West Nile virus (WNV) is a single-stranded RNA virus that causes West Nile fever. It is a member of the family Flaviviridae, from the genus Flavivirus, which also contains the Zika virus, dengue virus, and yellow fever virus. The virus is genetically related to the Japanese encephalitis family of viruses. The virus is primarily transmitted by mosquitoes, mostly species of Culex. The primary hosts of WNV are birds, so that the virus remains within a "bird–mosquito–bird" transmission cycle. Humans and horses both exhibit disease symptoms from the virus, and symptoms rarely occur in other animals. WNV causes a symptom that seems like people catching the characteristics of flu and only a small proportion of patients will advance into West Nile Encephalitis, a symptom that viruses get through blood-brain barrier and infect nervous system. Identification of the human disease was first made in 1937 in Uganda and in the latter half of the 20th century spread to many other parts of the world.

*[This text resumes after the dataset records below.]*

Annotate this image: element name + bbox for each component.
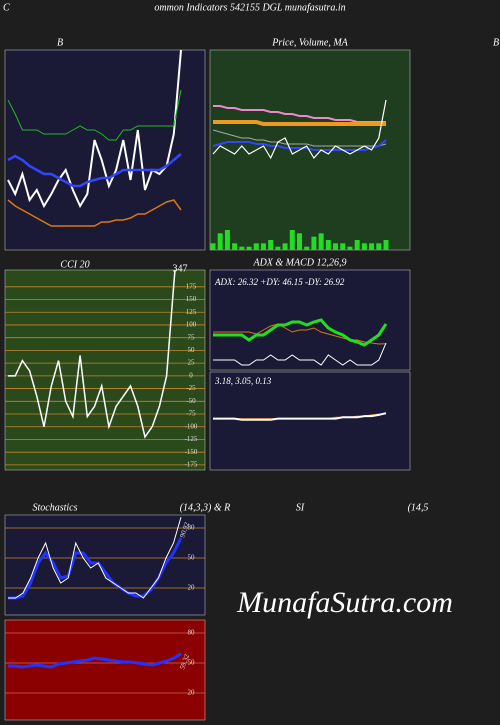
- panel-title: Price, Volume, MA: [271, 37, 348, 48]
- volume-bar: [260, 243, 266, 250]
- indicator-line: [212, 129, 387, 147]
- y-tick-label: 75: [188, 333, 196, 341]
- volume-bar: [289, 230, 295, 250]
- indicator-line: [8, 652, 182, 669]
- indicator-line: [212, 99, 387, 160]
- indicator-line: [8, 270, 176, 439]
- indicator-line: [213, 342, 387, 366]
- indicator-line: [213, 412, 387, 421]
- volume-bar: [217, 233, 223, 250]
- panel-title: SI: [296, 502, 305, 513]
- volume-bar: [376, 243, 382, 250]
- plot-area: [213, 318, 388, 366]
- y-tick-label: 20: [188, 584, 196, 592]
- panel-title: (14,3,3) & R: [180, 502, 231, 513]
- panel-background: [209, 269, 411, 371]
- volume-bar: [239, 246, 245, 250]
- panel-background: [4, 49, 206, 251]
- panel-subtitle: 3.18, 3.05, 0.13: [214, 376, 272, 386]
- plot-area: [8, 652, 182, 669]
- panel-title: Stochastics: [33, 502, 78, 513]
- y-tick-label: 80: [188, 629, 196, 637]
- indicator-line: [7, 153, 182, 188]
- volume-bar: [369, 243, 375, 250]
- y-tick-label: 50: [188, 554, 196, 562]
- volume-bar: [275, 246, 281, 250]
- panel-title: (14,5: [408, 502, 429, 513]
- y-tick-label: 0: [189, 371, 193, 379]
- panel-background: [209, 371, 411, 471]
- y-tick-label: -150: [185, 448, 198, 456]
- volume-bar: [333, 243, 339, 250]
- panel-subtitle: ADX: 26.32 +DY: 46.15 -DY: 26.92: [214, 277, 345, 287]
- y-tick-label: -100: [185, 422, 198, 430]
- y-tick-label: 50: [188, 659, 196, 667]
- y-tick-label: 175: [186, 282, 197, 290]
- y-tick-label: -125: [185, 435, 198, 443]
- volume-bar: [318, 233, 324, 250]
- header-prefix: C: [3, 2, 10, 13]
- volume-bar: [325, 240, 331, 250]
- y-tick-label: 100: [186, 321, 197, 329]
- y-tick-label: -175: [185, 461, 198, 469]
- y-tick-label: 50: [188, 346, 196, 354]
- volume-bar: [340, 243, 346, 250]
- plot-area: [8, 516, 183, 600]
- plot-area: [210, 99, 389, 250]
- indicator-line: [7, 199, 182, 227]
- volume-bar: [253, 243, 259, 250]
- y-tick-label: 80: [188, 524, 196, 532]
- volume-bar: [210, 243, 216, 250]
- volume-bar: [297, 233, 302, 250]
- panel-title: CCI 20: [60, 259, 89, 270]
- volume-bar: [232, 243, 238, 250]
- y-tick-label: 125: [186, 308, 197, 316]
- panel-title: ADX & MACD 12,26,9: [252, 257, 346, 268]
- indicator-line: [8, 516, 182, 599]
- watermark: MunafaSutra.com: [236, 586, 453, 619]
- y-tick-label: -50: [186, 397, 196, 405]
- header-edge: B: [493, 37, 499, 48]
- y-tick-label: 150: [186, 295, 197, 303]
- indicator-line: [213, 318, 388, 347]
- indicator-line: [213, 323, 387, 345]
- volume-bar: [347, 246, 353, 250]
- volume-bar: [224, 230, 230, 250]
- last-value-label: 347: [173, 263, 188, 274]
- volume-bar: [311, 236, 317, 250]
- panel-background: [209, 49, 411, 251]
- header-title: ommon Indicators 542155 DGL munafasutra.…: [154, 2, 345, 13]
- plot-area: [8, 270, 176, 439]
- volume-bar: [246, 246, 252, 250]
- volume-bar: [354, 240, 360, 250]
- panel-title: B: [57, 37, 63, 48]
- volume-bar: [268, 240, 274, 250]
- plot-area: [213, 412, 387, 421]
- indicator-line: [7, 89, 182, 141]
- y-tick-label: -25: [186, 384, 196, 392]
- panel-background: [4, 269, 206, 471]
- volume-bar: [383, 240, 389, 250]
- volume-bar: [304, 246, 310, 250]
- indicator-line: [213, 120, 386, 126]
- plot-area: [7, 50, 182, 227]
- y-tick-label: 25: [188, 359, 196, 367]
- volume-bar: [361, 243, 367, 250]
- indicator-line: [8, 537, 183, 600]
- volume-bar: [282, 243, 288, 250]
- panel-background: [4, 619, 206, 721]
- y-tick-label: -75: [186, 410, 196, 418]
- y-tick-label: 20: [188, 689, 196, 697]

WNV is an enveloped virus with icosahedral symmetry. Electron microscope studies reveal a 45–50 nm virion covered with a relatively smooth protein shell; this structure is similar to the dengue fever virus, another Flavivirus. The protein shell is made of two structural proteins: the glycoprotein E and the small membrane protein M. The E protein is on the surface of the flaviviral envelope and is considered an important part of the structure. On the envelope there are spikes which allow it to recognize the receptor on the host cell and attach to it. Once attached the virion is able to inject its genome into the host cell where replication occurs. The E protein can be a target for antiviral drug design. Without the ability to attach to the host cell and prevent infection the virus would not be able to transfer its genome to the host. Figure 1 shows the structure of the CMV virion.
Fig. 1 Structure of West Nile Virus (Lang L. 2007)
During viral entry (Figure 2), the E protein binds to attachment factors called glycosaminoglycans and some other primary receptors on the host cell. After binding to the cell, the virus is taken up via clathrin-mediated endocytosis and the acidity of the endosome catalyzes the fusion of the endosomal and viral membranes, allowing the genome to be released into the cytoplasm. After the fusion event the positive-stranded RNA genome is released into the cytoplasm of the cell. The viral genome serves as messenger RNA (mRNA) for translation of all viral proteins and as template during RNA replication. After a series of processing, the mature viruses are then secreted out of the cell.
Fig. 2 West Nile virus life cycle (De Filette, et al. 2012)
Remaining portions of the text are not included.